In addressing life as self, that needs to include every aspect of who I
am, and that includes beyond this physical existence. What I am going to
do then is to pare down this discussion to the bare essentials and that
means I am going to dismiss science, politics and economics.
What
the Dome and lottery represented to a hungry world, as I am addressing
this, is nothing. The £780,000,000 it cost to build the Millennium Dome
and the National Lottery with its get rich quick, tantalizing, glitz and
glamour, mean absolutely nothing. They are, in fact, irrelevant. The
only purpose they serve here is to highlight the discussion by their
very meaninglessness.
The
petard that awaits me above, yet to be addressed, is, therefore,
religion. There are many religions in the world which maintain that they
are the true way and that anyone who does not believe in their teaching
will go to a place of eternal torment, call it what you will. So
Christian or Muslim, to name but two, and it requires no more than that,
you cannot subscribe to both and therefore, on the basis of religion all
of us are going to a place of eternal torment. I take no issue here with
Zen or any other teaching or religion other than, in their pursuit of
the Godhead, Nirvana or whatever, they ignore eternal damnation. It
isn’t that I cannot subscribe to reincarnation, the teaching of Zen
and many others, in fact I would find that entirely attractive, were it
not that some other faith says that isn’t the case and I need to
embrace, here, the worst case scenario. So, on the basis that one cannot
embrace or satisfy all the religions of the world in order to explore
the basis of humanity, they too are dismissed.
We
are left, then, with our simple humanity, and what, in its dreadful
nakedness, is that?
In
this scenario let us view an act of kindness. I suffer from acute
depression. Three years ago I was offered counseling by someone I had
met briefly once, but had no connection to in any way. This person
offered me counseling at no cost, twice a week. I am still struggling
with why she would do such a thing. It makes no economic sense to do so,
and it makes no religious sense, from the above, either. Were I about to
burn forever in some eternal fire, or eventually achieve god like status
at an indeterminate point in time, why would this person offer me her
time and space to work through my madness. It was, and is, a bolt out of
the blue. It fits no paradigm that I can explain through economics,
religion, science or politics.
What
it reveals is mind and ethics. Before religion, politics, economics and
science there is ethics, the ability to know, to question and to choose.

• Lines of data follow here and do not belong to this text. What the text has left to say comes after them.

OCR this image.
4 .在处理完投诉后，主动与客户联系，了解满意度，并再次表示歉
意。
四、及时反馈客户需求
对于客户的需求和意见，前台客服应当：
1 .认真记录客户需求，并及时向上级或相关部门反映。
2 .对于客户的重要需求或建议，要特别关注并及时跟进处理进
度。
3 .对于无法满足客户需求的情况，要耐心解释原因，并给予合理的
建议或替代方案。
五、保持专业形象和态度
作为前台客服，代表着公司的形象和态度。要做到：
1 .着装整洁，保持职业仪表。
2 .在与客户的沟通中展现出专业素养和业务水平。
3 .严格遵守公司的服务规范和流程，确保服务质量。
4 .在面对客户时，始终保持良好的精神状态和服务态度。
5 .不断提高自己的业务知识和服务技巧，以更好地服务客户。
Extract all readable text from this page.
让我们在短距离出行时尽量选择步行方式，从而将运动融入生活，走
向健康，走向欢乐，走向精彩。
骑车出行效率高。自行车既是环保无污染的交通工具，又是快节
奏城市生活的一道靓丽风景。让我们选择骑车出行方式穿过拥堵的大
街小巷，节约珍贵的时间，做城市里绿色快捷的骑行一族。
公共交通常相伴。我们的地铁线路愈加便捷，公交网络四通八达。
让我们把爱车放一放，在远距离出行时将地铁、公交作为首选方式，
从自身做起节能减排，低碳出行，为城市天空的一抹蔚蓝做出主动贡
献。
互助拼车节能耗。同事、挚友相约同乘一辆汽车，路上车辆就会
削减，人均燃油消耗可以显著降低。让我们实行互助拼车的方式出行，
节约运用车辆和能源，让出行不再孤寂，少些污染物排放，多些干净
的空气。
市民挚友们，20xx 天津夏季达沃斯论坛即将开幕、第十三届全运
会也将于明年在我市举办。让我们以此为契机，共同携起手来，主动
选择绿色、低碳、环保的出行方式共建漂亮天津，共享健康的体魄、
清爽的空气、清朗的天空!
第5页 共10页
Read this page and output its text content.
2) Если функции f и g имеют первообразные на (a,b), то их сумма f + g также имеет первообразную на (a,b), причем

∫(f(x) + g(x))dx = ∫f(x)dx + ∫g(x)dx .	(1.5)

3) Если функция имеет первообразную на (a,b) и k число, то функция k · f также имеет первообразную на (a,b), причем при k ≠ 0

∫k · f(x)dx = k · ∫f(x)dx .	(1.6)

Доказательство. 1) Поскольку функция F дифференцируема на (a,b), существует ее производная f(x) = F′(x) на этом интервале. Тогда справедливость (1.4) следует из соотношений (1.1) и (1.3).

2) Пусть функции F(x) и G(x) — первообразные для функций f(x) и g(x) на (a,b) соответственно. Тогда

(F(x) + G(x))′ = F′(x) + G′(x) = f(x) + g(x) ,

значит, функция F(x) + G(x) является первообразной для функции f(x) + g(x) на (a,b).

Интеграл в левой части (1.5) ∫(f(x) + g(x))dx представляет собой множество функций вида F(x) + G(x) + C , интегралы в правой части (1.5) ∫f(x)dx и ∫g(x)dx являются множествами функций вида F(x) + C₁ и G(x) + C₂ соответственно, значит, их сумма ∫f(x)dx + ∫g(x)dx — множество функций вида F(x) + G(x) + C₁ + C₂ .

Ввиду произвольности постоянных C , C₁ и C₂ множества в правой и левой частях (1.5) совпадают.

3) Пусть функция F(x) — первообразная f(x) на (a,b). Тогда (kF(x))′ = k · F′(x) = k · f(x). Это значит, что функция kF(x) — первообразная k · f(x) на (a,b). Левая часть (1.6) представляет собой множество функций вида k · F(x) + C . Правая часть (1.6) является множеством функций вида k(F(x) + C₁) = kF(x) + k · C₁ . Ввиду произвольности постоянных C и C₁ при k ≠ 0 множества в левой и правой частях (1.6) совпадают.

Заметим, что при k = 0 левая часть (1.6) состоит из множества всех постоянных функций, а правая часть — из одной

Biology cares nothing for these things, nor life or death. The quality
of life or death only matters because I can cognize them and make
ethical choices around them and about them. Science, economics, politics
and religion are nothing without ethics. What then, am I making a clear
case for dogma? No, such ethics as I speak of here are those from within
each one of us, not imposed from outside. The imposition of ethics from
outside is no better than corralling animals. The ethics of the church,
the state and the market place in so much as they are imposed are the
denigration of the individual.
Am
I suggesting that the individual is greater than the cohesion and order
of society? Not at all, in so much as the stomach is not greater than
the whole body, nor is any individual greater than society. However, if
poison is put in the stomach then the rest of the body had better watch
out. Or if a wound in the leg is left untreated then the whole body may
become threatened. And, in so much as some wholesome food is put in the
stomach then the whole body benefits and had better pay attention. In
the same way the edifying thoughts of one individual are of import to
the whole of society and are ignored to societies cost. There is no
growth or progress without ideas, so an idea is greater than the whole
of society and, indeed, as history shows, worth dying for.